Looking at a photograph consists, first of all, in identifying, on a physical medium, forms and signs. However, these elements take on a meaning only when we link them to a context, when we connect them to our own experiences. We interpret this visual language according to our emotions, our culture, our memory.

What can you see? What does it represent? Which meaning does it have for you?

I asked these questions to different people while showing them photographs of various kinds. I recorded their answers, in their native language, and then wrote down the correspondent text.

“Transcriptions” is organized in chapters, each corresponding to one of these photographs.

On-going project

Chapter I

  Isabelle (DE)

1. A young woman in a wedding dress, her interlaced hands in her lap, on a chair, in front of a brick wall which belongs to a house. The colours are rather dull, grey concrete on the floor, and then these slightly cheap, yellowish bricks behind her, and concrete window ledges, grey again, and the white window frames and the white dress.And the dress is so bulky that one can see only the rear leg of the chair. She has her hair pinned up with a headband with little pearls on it, and a veil pinned on her hair, and the dress does not really fit her well, it sticks out a bit in the upper part, but one sees that she has made herself up, and the fingernails are well manicured, just as probably most women would do for her wedding. Well, she does not smile, but she does not look sad, either, but rather in peace with herself, she looks very calm into the camera towards the photographer.

2. It is either a hotel, or it is just her home, the house, where she is living. It looks rather as if she was ready now to go to her wedding, she has that determined expression, and is not wearing a wedding ring. In her face one sees first of all calm and also somehow confidence, and that determination, she does not look as if she had any doubts or as if she was scared, but she is comfortable with the idea that she is now getting married. She looks rather serious, maybe she is conscious of the seriousness of the thing: getting married is an important and serious decision, and she does not look as if she was taking it lightly.

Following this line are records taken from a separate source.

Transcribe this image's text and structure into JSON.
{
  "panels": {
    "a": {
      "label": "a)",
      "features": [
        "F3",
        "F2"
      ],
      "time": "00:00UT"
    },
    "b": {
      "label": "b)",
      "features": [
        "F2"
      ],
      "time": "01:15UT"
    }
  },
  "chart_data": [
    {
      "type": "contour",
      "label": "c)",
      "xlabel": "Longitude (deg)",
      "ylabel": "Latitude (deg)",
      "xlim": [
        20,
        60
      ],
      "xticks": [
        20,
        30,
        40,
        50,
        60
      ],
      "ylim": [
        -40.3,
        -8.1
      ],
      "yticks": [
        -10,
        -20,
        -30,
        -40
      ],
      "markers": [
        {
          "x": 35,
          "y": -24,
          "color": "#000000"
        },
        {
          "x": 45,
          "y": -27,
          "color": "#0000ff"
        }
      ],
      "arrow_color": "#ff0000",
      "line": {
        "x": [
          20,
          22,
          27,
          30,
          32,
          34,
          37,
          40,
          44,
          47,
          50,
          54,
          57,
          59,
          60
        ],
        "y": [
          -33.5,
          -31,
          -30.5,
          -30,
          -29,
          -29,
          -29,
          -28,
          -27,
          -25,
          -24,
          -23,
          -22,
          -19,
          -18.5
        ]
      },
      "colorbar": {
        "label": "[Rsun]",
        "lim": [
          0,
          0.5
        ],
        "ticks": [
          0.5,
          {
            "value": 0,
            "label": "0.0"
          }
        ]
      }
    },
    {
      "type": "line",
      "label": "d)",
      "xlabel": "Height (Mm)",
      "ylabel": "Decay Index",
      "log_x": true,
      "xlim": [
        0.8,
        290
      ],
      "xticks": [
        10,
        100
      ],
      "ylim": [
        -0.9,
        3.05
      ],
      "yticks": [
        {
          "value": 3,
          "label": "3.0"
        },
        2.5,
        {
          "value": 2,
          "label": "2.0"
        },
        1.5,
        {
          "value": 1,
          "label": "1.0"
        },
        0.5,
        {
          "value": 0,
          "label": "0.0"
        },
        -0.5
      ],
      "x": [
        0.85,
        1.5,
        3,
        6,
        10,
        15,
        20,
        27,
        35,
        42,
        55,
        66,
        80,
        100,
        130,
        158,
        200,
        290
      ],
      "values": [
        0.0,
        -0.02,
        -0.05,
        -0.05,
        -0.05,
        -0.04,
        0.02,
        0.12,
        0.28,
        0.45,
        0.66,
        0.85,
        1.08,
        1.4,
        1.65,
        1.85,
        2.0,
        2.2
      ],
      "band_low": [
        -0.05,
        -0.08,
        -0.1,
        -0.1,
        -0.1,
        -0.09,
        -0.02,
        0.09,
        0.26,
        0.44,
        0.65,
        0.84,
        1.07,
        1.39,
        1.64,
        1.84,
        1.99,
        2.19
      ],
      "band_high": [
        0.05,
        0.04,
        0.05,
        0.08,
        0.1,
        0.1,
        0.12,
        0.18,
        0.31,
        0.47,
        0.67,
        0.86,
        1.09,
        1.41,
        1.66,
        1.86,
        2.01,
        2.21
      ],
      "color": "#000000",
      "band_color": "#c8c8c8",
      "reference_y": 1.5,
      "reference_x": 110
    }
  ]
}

3. I like the expression on her face, because it somehow expresses that (..) she is in peace with herself, and that confidence and determination rather than a barbie grin. I am obviously wondering, where are the other people, or first of all, where is the man who goes with her, why is she alone in the picture? I find it hard to imagine her with a man on her side, she seems to be actually content with being alone. And then, well, you see in the picture that she has made efforts for her appearance, that is what all wedding pictures have in common, all women somehow look like that. She does not look though as if it was the most important to her that she looks pretty, and I find that important and beautiful.